THE recent recovery in banking shares will be put to the test this week, when Royal Bank of Scotland (RBS) and Barclays issue trading updates.
RBS is now 70 per cent owned by the taxpayer and posted a UK record £24.1bn loss last year, after mounting bad debts and huge writedowns on its disastrous purchase of ABN Amro in 2007.
But Barclays – which posted a £6.1bn profit last year – has avoided state support and dropped several hints of a strong start to the year in recent brief updates to the market.
RBS announced 9,000 job cuts in April as the firm looks to make £2.5bn in swingeing savings over the next three years to put the bank back on its feet.
Fashion chain Next’s update on recent trading tomorrow will allow markets their latest look at the fragile conditions on the high street.
The retailer is likely to have seen a more positive April with good weather for most of the month and a later Easter boosting takings.
Knorr-to-Dove soap consumer firm Unilever delivers first-quarter figures on Thursday, with markets hoping for an improvement on the firm’s gloomy February update.
Unilever revealed the impact of the global downturn as it reported falling sales volumes and said the outlook ahead was uncertain.
Unilever made an unfavourable contrast with Vanish-to-Cillit Bang rival Reckitt Benckiser, which last week reported a “strong” quarter and stood by its own revenues and earnings targets.
Guinness-toSmirnoff drinks firm Diageo’s trading update on Thursday will also come under close scrutiny after a tough three months for the industry.
In February, the company downgraded its expected profit growth this year to between four per cent to six per cent, compared with its earlier prediction of seven per cent to nine per cent, as the slowdown begins to grip.
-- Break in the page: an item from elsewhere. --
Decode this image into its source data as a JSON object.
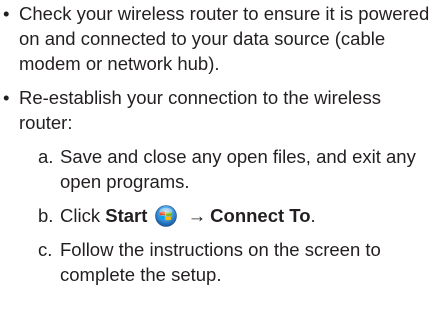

Tomorrow’s interim results from accountancy software firm Sage will show the impact of a turbulent six months on the business.
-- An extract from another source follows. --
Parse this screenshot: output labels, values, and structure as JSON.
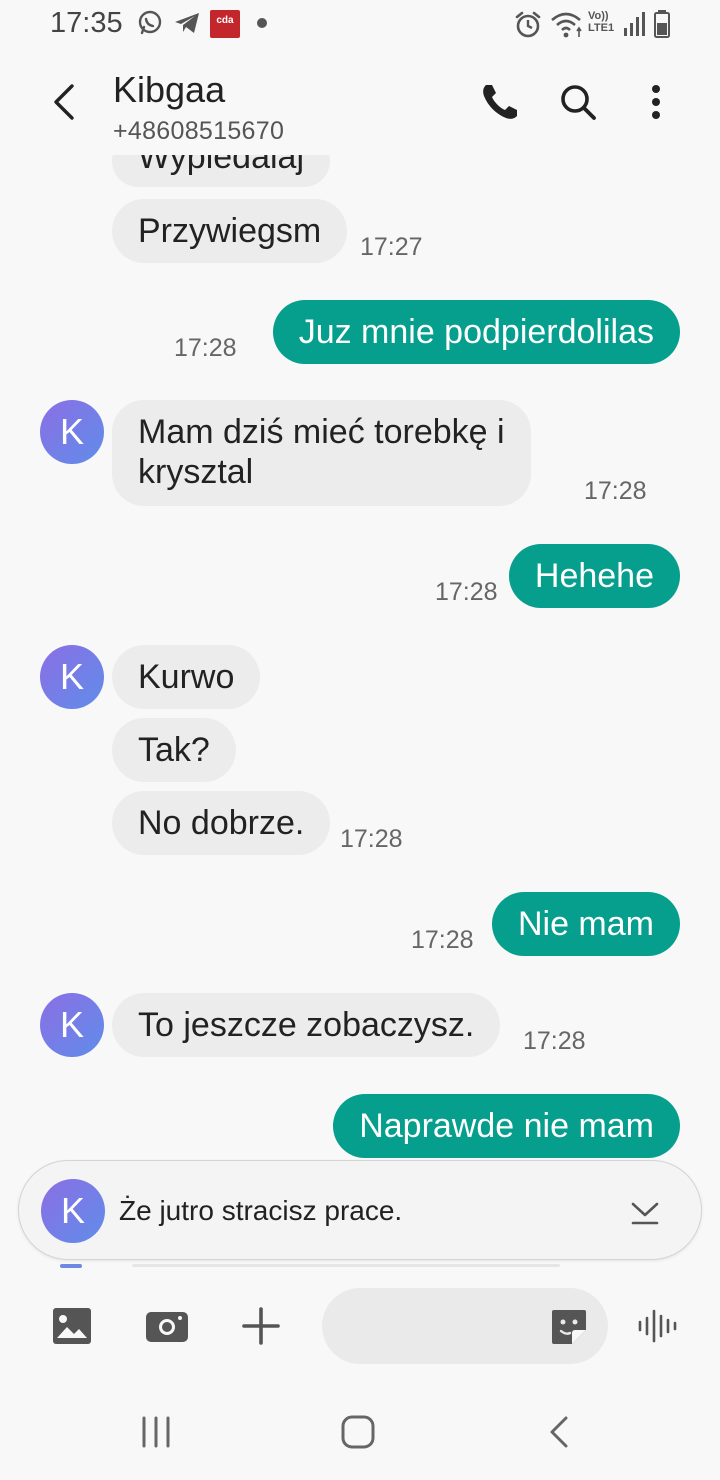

The Newcastle-based group, which serves nearly six million businesses across the world, warned of “particularly challenging market conditions” three months ago.
Half-year results from easyJet tomorrow will show how the airline is coping amid falling spending in the recession.
Last year, easyJet said increased fuel costs had caused annual profits to fall 45 per cent in the 12 months to September 30, despite a 31.5 per cent rise in revenues.